The law also requires manufacturers and GPOs to report doctors who have an ownership interest in the company.
Such legislative requirements are not confined to the US. A number of European countries have varying requirements either under legislation, regulatory body requirements or through a multi-stakeholder agreement.

How will UK payment disclosure work?

Whilst proposals to build on the EFPIA requirements and create a single, searchable database in the UK are still out to consultation and its potential functionality still under development, we are excited about the prospect of what it will achieve. The aim is to ensure that the data that companies have invested time and resource collecting is presented in a way that is transparent, accessible and meaningful for stakeholders.

Accessed through the ABPI website, users will be able to search the database by a variety of fields such as first name, last name, HCO, place of work, city of principal practice or company. In developing the system we have prioritised accessibility, company workload and consistency with the pan-European approach.

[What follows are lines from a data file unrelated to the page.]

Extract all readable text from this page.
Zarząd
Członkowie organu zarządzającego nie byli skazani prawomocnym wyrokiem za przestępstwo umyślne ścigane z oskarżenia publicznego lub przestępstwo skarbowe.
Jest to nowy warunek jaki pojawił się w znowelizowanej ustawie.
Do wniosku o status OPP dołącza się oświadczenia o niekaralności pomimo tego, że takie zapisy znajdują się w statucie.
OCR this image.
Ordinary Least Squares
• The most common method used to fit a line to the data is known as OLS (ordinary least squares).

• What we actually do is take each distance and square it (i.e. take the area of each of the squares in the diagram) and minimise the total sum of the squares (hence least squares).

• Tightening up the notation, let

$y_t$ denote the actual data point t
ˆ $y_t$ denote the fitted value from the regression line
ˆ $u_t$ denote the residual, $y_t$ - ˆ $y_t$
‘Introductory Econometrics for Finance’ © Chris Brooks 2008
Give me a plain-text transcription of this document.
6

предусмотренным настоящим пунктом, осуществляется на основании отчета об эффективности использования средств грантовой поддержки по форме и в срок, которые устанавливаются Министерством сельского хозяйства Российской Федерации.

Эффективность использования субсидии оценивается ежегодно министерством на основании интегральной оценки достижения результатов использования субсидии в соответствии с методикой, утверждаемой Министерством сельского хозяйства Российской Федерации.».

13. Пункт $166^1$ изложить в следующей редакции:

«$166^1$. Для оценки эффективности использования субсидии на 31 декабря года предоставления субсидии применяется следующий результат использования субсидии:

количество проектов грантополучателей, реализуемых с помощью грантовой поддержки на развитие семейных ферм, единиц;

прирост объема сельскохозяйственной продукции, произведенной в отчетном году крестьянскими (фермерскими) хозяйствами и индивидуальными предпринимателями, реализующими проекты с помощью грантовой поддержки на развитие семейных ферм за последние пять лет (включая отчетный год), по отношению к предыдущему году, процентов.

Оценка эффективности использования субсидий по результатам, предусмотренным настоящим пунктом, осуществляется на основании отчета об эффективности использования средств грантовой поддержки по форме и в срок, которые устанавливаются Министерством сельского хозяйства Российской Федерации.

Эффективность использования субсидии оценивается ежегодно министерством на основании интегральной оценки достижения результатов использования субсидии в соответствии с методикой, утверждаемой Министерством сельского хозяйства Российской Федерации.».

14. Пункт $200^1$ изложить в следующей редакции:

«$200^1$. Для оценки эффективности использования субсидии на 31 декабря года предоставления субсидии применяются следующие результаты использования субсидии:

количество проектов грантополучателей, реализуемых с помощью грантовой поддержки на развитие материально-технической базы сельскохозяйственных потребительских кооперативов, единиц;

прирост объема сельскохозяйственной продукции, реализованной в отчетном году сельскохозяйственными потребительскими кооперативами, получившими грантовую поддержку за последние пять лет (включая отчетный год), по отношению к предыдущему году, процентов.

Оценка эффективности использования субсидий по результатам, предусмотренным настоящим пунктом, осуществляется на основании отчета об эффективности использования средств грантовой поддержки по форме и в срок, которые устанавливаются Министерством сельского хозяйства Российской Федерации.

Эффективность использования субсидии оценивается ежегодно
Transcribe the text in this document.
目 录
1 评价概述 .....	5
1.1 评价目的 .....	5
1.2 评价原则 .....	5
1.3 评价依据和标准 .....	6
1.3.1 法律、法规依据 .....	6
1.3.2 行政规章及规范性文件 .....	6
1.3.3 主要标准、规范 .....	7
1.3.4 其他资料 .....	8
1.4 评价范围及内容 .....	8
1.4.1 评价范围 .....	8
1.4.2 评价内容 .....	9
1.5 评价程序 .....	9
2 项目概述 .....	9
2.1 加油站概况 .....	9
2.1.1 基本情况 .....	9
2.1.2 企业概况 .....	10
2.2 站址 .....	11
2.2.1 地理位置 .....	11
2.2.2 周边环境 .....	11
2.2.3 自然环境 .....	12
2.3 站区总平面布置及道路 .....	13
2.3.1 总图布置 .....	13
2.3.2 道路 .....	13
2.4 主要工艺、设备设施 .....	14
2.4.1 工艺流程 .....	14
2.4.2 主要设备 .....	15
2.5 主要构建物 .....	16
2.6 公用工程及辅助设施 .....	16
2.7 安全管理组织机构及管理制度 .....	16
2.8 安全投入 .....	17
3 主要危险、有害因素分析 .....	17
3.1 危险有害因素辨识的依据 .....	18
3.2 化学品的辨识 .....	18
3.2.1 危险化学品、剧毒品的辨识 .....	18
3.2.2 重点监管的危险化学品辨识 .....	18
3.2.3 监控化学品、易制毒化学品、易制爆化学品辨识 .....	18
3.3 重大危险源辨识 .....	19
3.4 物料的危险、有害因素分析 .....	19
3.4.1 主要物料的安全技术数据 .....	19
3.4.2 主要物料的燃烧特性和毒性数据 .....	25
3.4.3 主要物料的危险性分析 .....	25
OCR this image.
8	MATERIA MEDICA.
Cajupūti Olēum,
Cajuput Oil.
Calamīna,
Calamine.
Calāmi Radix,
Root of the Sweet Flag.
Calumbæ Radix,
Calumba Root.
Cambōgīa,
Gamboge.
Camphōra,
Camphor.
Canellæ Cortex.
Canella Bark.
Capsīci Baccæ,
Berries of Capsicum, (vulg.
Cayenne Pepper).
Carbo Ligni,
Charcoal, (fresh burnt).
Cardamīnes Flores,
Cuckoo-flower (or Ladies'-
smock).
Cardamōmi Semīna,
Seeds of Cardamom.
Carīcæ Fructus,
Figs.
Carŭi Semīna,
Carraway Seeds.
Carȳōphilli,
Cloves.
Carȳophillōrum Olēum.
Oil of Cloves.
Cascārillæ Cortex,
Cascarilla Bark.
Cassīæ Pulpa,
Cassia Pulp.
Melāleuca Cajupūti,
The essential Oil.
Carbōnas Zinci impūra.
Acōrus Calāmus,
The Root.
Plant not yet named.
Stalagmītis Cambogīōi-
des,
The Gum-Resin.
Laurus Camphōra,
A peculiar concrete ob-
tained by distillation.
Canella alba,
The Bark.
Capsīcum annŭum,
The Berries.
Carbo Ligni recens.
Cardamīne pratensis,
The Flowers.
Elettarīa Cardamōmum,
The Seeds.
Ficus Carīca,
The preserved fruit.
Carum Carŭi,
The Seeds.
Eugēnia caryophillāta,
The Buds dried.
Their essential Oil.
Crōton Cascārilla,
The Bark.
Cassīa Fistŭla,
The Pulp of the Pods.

Companies will upload data to the system in a standard template using a secure login. Data from the templates will be matched, consolidated and a unique ID assigned to each record to facilitate accurate search capability.

In addition to individual payment data, the disclosure pages of the ABPI website will also publish payments to HCOs, aggregate totals of company R&D spend and a total figure for R&D in the UK.

The UK template, currently part of the PMCPA public consultation, is as close to the EFPIA produced template as possible whilst recognising the additional reporting requirements under the UK Code such as joint working and changes needed to facilitate the development of a central platform.

The finalised template and changes to the Code mandating use of the central platform will be published if agreed in November.

The disclosure of payments to HCPs is about bringing further transparency to the relationship between industry and the people it works with. It is a relationship that is critical to the future of medical innovation and patient care and as such, should meet the high expectations of patients and wider stakeholders.

As an industry, our responsibility to patients and to society extends beyond the sale and purchase of new medicines. It is about playing our part in meeting the challenges faced by healthcare systems the world over.

Taking on that role means working collaboratively with HCPs, so the addition of disclosure requirements on top of existing frameworks should allow us to move forward in confidence.

Andrew Powrie-Smith is Director of ABPI Scotland, he represents the largest sector of the life sciences industry in Scotland on issues from research, development, manufacture and supply through to access to medicines and their use in the NHS.